Tengo que reconocer que una de mis muchas manías es el orden. Cada cosa tiene su sitio y odio tenerlo todo por ahí tirado, pero odio también que los demás tengan las cosas desordenadas, pero como buena mandona que soy y como no soy una chacha, a recoger cada uno sus cosas, pero a recogerlas ya. Yo siempre digo que tu casa tenla como quieras mientras estés solo, pero una vez que compartes un espacio hay que tener un respeto hacia la otra persona, que cuesta más ordenar que no desordenar. Si usas algo, lo vuelves a guardar, y no acumulas trabajo. Luego dicen que los hombres son prácticos, más práctico que quitarse trabajo por un segundo de llevar algo a su sitio no hay nada. Pues eso, que cada uno, mientras viva solo puede tener su casa como si fuera una pocilga, pero cuando pasas a compartir espacios no, y esto se puede aplicar también a la calle.

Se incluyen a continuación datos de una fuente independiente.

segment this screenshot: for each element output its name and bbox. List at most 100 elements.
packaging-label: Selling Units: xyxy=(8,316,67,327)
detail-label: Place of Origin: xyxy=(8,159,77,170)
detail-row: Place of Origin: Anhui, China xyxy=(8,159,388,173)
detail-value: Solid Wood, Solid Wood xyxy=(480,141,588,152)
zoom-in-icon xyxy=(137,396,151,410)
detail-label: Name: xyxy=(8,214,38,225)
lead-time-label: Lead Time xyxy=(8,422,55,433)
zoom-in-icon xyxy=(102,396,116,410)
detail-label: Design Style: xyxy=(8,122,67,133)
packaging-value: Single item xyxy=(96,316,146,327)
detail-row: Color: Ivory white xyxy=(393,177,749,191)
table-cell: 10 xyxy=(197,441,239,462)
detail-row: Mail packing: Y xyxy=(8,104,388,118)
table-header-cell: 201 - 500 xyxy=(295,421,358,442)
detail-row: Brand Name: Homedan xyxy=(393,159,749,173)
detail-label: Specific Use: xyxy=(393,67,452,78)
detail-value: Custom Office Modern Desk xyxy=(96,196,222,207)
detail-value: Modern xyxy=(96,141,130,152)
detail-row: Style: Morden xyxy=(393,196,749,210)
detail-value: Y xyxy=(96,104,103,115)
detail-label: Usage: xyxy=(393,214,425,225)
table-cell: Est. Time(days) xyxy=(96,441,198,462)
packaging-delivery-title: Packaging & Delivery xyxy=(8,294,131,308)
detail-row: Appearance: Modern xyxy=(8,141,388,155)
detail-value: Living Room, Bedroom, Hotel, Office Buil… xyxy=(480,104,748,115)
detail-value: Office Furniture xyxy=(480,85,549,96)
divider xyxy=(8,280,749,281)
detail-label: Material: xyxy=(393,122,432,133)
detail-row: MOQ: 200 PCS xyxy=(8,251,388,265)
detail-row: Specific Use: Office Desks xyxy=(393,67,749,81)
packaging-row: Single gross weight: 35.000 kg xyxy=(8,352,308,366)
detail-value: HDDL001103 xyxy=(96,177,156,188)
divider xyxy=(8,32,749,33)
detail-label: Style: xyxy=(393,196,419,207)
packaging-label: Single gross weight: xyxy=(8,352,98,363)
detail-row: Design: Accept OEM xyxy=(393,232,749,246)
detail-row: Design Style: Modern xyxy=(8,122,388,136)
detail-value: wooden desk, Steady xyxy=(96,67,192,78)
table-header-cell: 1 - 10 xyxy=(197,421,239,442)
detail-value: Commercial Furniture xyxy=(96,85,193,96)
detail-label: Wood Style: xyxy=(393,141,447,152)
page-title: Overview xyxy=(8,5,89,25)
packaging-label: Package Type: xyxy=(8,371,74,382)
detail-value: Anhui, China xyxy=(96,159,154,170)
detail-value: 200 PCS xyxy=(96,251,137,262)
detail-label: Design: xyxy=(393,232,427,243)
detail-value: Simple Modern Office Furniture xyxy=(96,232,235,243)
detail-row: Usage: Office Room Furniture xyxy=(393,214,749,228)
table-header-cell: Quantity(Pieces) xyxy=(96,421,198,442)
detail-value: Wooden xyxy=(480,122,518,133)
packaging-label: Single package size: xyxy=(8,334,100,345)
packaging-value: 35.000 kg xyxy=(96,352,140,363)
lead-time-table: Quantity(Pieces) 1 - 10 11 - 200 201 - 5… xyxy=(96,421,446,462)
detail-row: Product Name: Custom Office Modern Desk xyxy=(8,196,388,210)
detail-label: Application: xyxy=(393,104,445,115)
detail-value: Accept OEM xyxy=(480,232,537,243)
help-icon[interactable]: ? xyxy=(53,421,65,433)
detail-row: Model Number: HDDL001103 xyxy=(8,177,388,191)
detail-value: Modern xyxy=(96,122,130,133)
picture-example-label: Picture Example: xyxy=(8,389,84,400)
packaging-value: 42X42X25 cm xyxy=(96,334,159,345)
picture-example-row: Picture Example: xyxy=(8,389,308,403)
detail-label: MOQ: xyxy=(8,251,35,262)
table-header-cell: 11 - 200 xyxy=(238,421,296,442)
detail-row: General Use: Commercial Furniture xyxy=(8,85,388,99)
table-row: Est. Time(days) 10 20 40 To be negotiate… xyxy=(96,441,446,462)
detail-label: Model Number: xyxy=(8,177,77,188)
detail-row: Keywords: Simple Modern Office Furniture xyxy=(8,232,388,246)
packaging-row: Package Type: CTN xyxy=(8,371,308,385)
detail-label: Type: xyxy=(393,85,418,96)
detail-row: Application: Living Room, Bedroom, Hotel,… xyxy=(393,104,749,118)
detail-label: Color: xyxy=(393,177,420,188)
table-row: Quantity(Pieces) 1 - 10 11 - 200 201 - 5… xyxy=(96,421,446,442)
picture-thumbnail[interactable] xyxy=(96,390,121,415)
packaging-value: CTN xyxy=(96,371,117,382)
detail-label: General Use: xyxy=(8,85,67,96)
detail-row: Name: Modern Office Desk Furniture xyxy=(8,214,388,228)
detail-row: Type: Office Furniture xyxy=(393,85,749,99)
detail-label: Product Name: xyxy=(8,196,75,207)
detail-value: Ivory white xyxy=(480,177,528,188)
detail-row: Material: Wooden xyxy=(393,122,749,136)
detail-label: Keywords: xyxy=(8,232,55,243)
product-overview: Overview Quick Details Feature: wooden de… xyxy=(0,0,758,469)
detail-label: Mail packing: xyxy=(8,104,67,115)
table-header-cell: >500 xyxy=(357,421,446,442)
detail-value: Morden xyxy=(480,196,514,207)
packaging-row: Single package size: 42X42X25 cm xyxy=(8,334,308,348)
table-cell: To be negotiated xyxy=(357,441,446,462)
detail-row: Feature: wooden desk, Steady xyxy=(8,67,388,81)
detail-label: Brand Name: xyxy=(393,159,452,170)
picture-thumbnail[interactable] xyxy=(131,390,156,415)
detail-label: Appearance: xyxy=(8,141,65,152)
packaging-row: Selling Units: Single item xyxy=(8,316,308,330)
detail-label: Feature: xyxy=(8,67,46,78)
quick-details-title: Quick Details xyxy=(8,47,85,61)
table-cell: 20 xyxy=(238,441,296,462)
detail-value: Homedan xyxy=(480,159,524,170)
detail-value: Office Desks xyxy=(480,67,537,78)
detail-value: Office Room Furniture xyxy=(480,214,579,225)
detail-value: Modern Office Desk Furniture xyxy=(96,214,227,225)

Cada vez más gente se pasa el día escupiendo, tiran los papeles al suelo, chicles y demás y contribuyen a que la ciudad esté asquerosa. Si dijéramos, es que no hay papeleras, pero al menos en Barcelona cada cincuenta metros (a veces incluso menos) hay una, sólo hay que aguantar diez segundos con la basura en la mano, no le veo la dificultad. Recuerdo cuando fui a Paris, una de las ciudades más limpias que he visto nunca, y vuelves aquí y te encuentras… lo que te encuentras, que tampoco es que sea un vertedero en mitad de la calle, pero comparando están a kilómetros en ese aspecto.
Hace tiempo vi en un zapping una señora que, harta de que los dueños no limpiaran las heces (por favor qué fina soy) de sus perros, iba poniendo papelitos al lado de éstas que les insultaban. Señora, ¿realmente cree que el amo en cuestión, si vuelve a pasar por ahí y ve eso se va a avergonzar de lo que ha hecho, o más bien, de lo que no ha hecho? Está usted aportando más basura al suelo de la que ya hay.
Y pensáis, ¿qué solución ponemos a esto? Realmente no lo sé, debería haber más conciencia cívica, que la calle es de todos y a ninguno nos gusta encontrarnos cosas tiradas por ahí. Muchos lo primero que dicen al oír/leer esto es que en sus ciudades no hay casi papeleras ni contendedores y que no tienen más remedio. Mira que no me lo creo, fíjate, pero yo en alguna ocasión que no he podido tirar algo me lo he guardado en el bolso o en un bolsillo y lo he tirado más tarde. Lo fácil es decir “como no me dan facilidades hago lo que me da la gana” pero lo de pensar en los demás como que cansa.
Creo que esto no habría ni que criticarlo, porque son cosas que a mi parecer al menos caen por su propio peso. Como ya he dicho, en nuestro espacio privado cada uno que haga lo que quiera, para algo es suyo y si quiere le puede comer la mierda, pero cuando ya puede afectar a los demás hay que tener un poco de respeto por la ciudad en general, porque sino acabaremos como en los Simpson, trasladando la ciudad porque nos invade la porquería. Y todo por la comodidad y despreocupación.